I agree with that. You must have misread my previous comment :)
I'm generally for free speech, but very much against governmental support of groups advocating violence and very, very against shutting down discussion of whether, for example, the Muslim Brotherhood does or does not advocate ethnic violence.
Advocating for genocide is a form of violence. If I ask Bob to punch you, I am responsible for the harm that falls on you, even if I did not throw a punch. Limiting “violence” to only obvious physical contact is disingenuous.
Verbal violence is a real thing that has real impact on people. Ask anybody who was in an abusive relationship, even if they were not physically beaten. Or consider that Trump has not physically thrown a punch, but most reasonable people would agree he has caused a lot of harm to minorities and immigrants’ safety and ability to share their brilliance with the world.

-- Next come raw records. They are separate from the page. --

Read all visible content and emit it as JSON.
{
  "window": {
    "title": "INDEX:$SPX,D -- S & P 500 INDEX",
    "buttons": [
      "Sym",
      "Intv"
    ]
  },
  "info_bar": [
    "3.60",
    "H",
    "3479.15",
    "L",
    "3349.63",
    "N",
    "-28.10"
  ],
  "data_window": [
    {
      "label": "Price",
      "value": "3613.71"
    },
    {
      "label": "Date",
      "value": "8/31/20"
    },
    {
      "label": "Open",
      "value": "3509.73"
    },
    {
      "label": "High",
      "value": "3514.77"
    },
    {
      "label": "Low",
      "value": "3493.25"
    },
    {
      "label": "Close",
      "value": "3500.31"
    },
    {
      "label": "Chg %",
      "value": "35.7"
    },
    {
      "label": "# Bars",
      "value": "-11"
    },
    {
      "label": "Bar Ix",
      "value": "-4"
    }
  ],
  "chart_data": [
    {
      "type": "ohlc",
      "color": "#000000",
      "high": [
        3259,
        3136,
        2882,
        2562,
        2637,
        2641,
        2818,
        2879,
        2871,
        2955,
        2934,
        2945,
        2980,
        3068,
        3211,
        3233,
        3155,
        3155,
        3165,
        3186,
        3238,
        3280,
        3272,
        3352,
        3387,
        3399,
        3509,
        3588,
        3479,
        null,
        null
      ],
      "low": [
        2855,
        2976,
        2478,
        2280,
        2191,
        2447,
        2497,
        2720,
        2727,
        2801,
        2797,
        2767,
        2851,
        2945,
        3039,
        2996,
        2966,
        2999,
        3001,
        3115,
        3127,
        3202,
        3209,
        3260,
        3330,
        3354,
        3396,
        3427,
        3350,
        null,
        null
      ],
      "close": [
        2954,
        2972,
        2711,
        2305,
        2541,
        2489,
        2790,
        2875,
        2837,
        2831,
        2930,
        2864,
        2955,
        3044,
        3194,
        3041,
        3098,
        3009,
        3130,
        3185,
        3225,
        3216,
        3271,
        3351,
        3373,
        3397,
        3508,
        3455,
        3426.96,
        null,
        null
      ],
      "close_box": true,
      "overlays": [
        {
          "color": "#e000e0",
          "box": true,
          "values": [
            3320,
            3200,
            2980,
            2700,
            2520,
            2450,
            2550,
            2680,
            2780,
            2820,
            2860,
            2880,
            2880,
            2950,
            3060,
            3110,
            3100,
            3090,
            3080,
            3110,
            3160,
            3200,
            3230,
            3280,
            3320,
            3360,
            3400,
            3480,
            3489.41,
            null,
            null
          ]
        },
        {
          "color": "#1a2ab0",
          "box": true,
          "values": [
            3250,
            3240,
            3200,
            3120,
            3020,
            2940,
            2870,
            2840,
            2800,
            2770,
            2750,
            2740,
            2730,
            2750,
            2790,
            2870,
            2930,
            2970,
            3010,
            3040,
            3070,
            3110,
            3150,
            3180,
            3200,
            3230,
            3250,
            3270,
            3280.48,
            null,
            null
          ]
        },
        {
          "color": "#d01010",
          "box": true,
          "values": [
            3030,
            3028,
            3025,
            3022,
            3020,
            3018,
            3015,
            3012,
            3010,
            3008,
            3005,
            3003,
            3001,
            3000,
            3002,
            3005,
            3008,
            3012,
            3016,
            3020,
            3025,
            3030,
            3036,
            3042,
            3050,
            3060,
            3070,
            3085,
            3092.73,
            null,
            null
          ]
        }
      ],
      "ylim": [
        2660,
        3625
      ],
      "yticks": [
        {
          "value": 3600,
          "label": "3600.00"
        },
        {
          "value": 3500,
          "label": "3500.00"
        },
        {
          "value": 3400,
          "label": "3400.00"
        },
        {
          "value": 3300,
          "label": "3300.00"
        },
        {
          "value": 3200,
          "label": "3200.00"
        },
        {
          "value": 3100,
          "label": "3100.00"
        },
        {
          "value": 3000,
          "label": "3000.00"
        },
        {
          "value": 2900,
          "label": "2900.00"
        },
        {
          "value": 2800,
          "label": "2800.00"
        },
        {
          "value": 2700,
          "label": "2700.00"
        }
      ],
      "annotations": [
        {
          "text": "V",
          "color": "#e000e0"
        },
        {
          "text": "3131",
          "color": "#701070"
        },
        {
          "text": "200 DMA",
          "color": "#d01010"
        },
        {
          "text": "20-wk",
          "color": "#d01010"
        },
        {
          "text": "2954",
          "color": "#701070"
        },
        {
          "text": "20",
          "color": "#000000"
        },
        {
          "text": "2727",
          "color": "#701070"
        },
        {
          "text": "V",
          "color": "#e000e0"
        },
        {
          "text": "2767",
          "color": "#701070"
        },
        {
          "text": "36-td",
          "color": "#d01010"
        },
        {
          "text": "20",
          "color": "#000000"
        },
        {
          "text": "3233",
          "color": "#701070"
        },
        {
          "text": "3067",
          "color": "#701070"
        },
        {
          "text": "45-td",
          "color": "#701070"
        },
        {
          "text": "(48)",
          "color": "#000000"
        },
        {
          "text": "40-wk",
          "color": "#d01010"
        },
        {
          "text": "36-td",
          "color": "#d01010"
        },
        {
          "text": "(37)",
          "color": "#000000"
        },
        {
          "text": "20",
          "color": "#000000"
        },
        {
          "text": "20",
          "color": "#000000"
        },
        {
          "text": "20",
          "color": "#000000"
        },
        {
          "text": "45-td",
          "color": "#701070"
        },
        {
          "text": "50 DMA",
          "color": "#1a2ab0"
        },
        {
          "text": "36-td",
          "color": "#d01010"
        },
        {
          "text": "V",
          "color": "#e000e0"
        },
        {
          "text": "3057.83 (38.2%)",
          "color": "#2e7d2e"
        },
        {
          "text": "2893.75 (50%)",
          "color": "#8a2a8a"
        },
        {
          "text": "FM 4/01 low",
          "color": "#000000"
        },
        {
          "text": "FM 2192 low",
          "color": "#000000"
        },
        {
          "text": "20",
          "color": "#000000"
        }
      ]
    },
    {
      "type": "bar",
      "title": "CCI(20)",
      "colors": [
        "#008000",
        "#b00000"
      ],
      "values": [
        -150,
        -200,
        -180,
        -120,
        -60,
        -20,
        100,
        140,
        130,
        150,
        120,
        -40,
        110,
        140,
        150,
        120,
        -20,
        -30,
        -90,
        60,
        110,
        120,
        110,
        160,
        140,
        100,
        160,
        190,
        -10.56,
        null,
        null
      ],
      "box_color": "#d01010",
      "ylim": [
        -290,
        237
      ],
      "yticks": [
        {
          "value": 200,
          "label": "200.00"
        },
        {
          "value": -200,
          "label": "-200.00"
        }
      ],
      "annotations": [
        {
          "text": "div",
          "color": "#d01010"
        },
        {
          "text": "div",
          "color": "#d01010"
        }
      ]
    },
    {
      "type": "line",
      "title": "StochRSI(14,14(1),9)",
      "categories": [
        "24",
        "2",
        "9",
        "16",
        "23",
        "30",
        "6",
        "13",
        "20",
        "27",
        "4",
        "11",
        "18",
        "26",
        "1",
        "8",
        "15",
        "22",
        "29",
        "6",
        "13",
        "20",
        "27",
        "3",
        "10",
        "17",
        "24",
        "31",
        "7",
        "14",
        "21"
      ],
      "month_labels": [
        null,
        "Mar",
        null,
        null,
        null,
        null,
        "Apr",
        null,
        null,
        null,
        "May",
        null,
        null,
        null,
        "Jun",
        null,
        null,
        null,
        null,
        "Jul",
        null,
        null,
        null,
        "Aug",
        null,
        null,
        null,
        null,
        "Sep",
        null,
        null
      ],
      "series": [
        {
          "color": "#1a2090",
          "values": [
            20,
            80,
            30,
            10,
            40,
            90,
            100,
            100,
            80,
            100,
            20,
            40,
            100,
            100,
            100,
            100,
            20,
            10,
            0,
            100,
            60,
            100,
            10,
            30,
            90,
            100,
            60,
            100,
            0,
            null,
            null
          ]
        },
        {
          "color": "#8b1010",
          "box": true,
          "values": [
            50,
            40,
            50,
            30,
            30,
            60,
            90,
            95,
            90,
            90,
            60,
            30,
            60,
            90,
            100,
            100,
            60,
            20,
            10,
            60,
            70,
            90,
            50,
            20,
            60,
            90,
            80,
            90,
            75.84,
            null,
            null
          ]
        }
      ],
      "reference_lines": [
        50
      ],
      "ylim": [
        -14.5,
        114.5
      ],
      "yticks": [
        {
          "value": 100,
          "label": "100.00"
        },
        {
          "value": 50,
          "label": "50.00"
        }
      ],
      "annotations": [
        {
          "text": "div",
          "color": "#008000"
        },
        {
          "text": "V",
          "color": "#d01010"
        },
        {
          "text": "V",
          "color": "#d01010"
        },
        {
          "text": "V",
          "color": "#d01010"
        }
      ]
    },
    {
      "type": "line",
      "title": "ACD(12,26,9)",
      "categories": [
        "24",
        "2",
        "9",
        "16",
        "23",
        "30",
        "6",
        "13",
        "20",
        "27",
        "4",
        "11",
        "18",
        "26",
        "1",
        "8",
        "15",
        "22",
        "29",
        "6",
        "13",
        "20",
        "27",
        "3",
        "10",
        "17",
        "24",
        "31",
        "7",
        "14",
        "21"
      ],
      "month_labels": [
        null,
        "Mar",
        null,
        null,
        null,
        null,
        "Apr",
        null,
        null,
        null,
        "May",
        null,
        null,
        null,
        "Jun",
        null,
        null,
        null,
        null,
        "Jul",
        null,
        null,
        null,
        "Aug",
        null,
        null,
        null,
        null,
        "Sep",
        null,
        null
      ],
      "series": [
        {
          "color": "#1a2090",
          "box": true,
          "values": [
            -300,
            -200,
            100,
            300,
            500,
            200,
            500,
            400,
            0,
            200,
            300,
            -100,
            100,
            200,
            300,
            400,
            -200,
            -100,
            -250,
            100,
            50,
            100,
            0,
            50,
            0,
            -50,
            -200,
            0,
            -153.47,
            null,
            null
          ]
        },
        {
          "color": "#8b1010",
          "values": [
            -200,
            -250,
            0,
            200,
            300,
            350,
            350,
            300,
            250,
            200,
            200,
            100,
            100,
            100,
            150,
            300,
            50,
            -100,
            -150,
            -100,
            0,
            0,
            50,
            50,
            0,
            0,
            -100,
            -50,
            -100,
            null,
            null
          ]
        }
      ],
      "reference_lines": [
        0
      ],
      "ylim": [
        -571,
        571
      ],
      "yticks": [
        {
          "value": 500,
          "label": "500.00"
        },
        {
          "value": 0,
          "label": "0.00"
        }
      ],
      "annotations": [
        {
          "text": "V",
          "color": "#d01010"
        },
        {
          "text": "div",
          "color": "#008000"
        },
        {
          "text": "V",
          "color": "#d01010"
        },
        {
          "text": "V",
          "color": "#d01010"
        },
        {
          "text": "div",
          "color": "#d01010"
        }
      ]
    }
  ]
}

There is a moral blame you have for asking Bob to punch me, but you aren't going to spend an evening in jail for assault, Bob is. In this entire scenario, you are assuming Bob has no agency.

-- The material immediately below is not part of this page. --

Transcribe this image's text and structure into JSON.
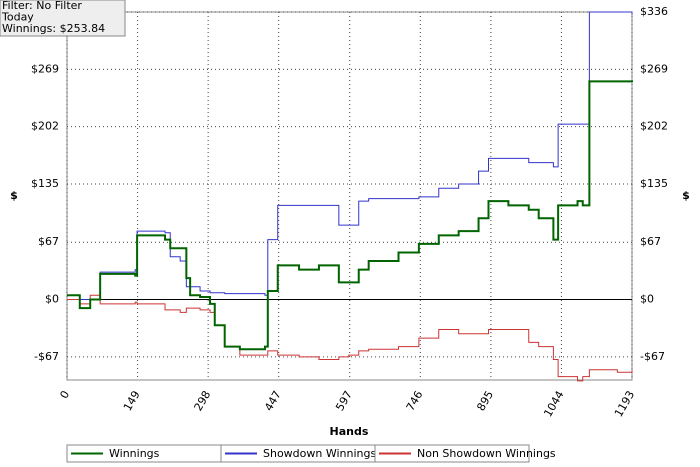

We don't take into account peer-pressure when charging adolescents. However, that does not mean that peer-pressure does not exist, on the contrary, it is sometimes the sole motivator behind the deed. These things don't conflict.
I think you’re making a good argument, but I have a problem with your broadened use of the word “advocate.”
If Bob only made the decision to punch Alice because Mallory asked him to, yes Mallory shares in the responsibility. But that implies a notion between Mallory and Bob that is rather different from mere advocation. I do not consider a scenario in which one party convinces another, both with agency, to be advocation. In some cases, I would even consider the person who provided the imperative for violence to be more responsible than the person executing the imperative.
But we are getting into Wittgensteinian weeds here with respect to definitions. For my part, I consider advocation to be the scenario in which one person or group receives peacefully submitted recommendations for a course of action. I think an advocate can be responsible, but I do not think it is productive to use one word to describe the impact of both advocation and execution of a thing.
Using your real world example, I can agree that Donald Trump has committed real harm to various people. I cannot agree that Donald Trump’s position is one of advocation; in fact, I would say that Trump is one who is advocated to. A position of advocation, in my opinion, implies a position that is lesser in power to one which has the power to effect the change on their own.